Los precios entre tú y un competidor directo son muy probablemente menos variados. Esto se debe a que ofreces el mismo tipo de producto o servicio a tus clientes. Por lo tanto, la diferencia de precio generalmente no es muy significativa.
Enfoque del problema del cliente
En una competencia indirecta, los competidores tienen enfoques contrastantes. Sin embargo, en una competencia directa, estos competidores comparten la misma misión. Ambos, sin embargo, responden al deseo o al objetivo de un cliente. Por ejemplo, si el cliente desea aprender un nuevo idioma, los competidores directos ofrecen la misma solución: la tutoría. En esta misma situación, la elección de la empresa de tutoría recae en el cliente. La diferencia radica en la elección de la empresa de tutoría por parte del cliente.

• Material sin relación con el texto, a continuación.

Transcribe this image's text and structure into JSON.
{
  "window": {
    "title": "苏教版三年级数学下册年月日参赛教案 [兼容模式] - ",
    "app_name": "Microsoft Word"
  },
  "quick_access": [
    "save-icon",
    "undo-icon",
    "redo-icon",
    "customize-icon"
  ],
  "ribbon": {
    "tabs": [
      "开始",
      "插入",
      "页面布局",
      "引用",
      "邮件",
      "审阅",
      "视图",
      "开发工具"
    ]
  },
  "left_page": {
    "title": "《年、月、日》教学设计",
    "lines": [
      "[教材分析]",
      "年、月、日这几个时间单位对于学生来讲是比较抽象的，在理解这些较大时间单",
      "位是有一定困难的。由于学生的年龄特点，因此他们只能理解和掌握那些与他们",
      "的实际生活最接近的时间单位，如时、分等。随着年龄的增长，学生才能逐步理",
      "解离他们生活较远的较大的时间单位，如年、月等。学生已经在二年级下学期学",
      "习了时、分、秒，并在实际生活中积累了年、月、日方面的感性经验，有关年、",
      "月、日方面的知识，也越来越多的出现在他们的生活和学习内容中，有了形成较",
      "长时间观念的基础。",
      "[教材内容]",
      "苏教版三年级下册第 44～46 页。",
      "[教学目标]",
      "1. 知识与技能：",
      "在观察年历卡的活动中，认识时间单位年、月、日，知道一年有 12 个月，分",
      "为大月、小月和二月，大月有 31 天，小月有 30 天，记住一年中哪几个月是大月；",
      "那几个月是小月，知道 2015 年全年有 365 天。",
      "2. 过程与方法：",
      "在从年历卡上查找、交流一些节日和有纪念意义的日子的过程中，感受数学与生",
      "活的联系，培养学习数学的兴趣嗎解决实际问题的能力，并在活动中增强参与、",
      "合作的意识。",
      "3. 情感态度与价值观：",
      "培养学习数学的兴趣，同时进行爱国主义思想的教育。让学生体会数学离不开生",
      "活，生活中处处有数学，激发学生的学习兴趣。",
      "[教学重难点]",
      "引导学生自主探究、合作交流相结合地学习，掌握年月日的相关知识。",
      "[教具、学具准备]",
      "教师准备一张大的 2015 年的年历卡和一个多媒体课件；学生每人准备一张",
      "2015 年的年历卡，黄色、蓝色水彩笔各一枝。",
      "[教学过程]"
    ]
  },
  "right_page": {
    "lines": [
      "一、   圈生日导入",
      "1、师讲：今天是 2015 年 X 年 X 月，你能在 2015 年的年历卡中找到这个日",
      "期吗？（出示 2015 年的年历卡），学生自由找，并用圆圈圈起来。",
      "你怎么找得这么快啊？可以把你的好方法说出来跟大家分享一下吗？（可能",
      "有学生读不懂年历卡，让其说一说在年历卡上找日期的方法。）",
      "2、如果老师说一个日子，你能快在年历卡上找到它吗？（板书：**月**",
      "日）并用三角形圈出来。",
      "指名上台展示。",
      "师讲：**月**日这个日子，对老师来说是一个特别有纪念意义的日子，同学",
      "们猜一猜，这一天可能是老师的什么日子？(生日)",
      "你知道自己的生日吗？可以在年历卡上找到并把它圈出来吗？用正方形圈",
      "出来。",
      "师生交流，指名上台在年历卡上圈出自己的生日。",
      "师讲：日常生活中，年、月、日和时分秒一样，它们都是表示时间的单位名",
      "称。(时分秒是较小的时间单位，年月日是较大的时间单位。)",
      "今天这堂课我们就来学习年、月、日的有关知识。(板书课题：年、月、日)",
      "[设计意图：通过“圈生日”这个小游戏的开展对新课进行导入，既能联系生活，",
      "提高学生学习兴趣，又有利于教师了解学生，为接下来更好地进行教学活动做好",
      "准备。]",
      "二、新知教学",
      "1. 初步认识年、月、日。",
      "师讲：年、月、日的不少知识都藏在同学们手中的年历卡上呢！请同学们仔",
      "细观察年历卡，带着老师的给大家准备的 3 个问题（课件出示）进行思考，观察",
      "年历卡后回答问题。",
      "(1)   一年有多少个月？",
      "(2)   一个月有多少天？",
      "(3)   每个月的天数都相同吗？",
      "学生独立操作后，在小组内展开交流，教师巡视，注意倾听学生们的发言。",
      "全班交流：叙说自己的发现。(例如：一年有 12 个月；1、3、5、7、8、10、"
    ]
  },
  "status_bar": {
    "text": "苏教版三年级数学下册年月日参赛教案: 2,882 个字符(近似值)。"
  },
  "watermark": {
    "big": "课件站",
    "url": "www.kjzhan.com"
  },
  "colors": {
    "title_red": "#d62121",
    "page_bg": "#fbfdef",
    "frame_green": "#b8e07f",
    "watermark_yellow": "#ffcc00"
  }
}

Por otro lado, los competidores indirectos ofrecen servicios o productos contradictorios. En el mismo ejemplo, un tutor en persona ofrece un enfoque diferente al de una aplicación móvil.
Productos o servicios
La principal diferencia entre la competencia directa y la competencia indirecta radica en los productos o servicios que proporcionan las empresas. De hecho, un competidor indirecto proporciona una solución a los clientes utilizando un enfoque diferente. Como resultado, el cliente elige uno u otro. Un competidor directo ofrece los mismos productos o servicios que tu empresa. Debido a esta similitud, tu empresa debe explicar en qué tu producto o servicio es mejor. Por ejemplo, puede ser más asequible o de mejor calidad.
En resumen, recuerda que la competencia directa se opone a la competencia indirecta, en la que dos o más empresas ofrecen productos o servicios. Aunque son diferentes, responden a la misma necesidad del consumidor.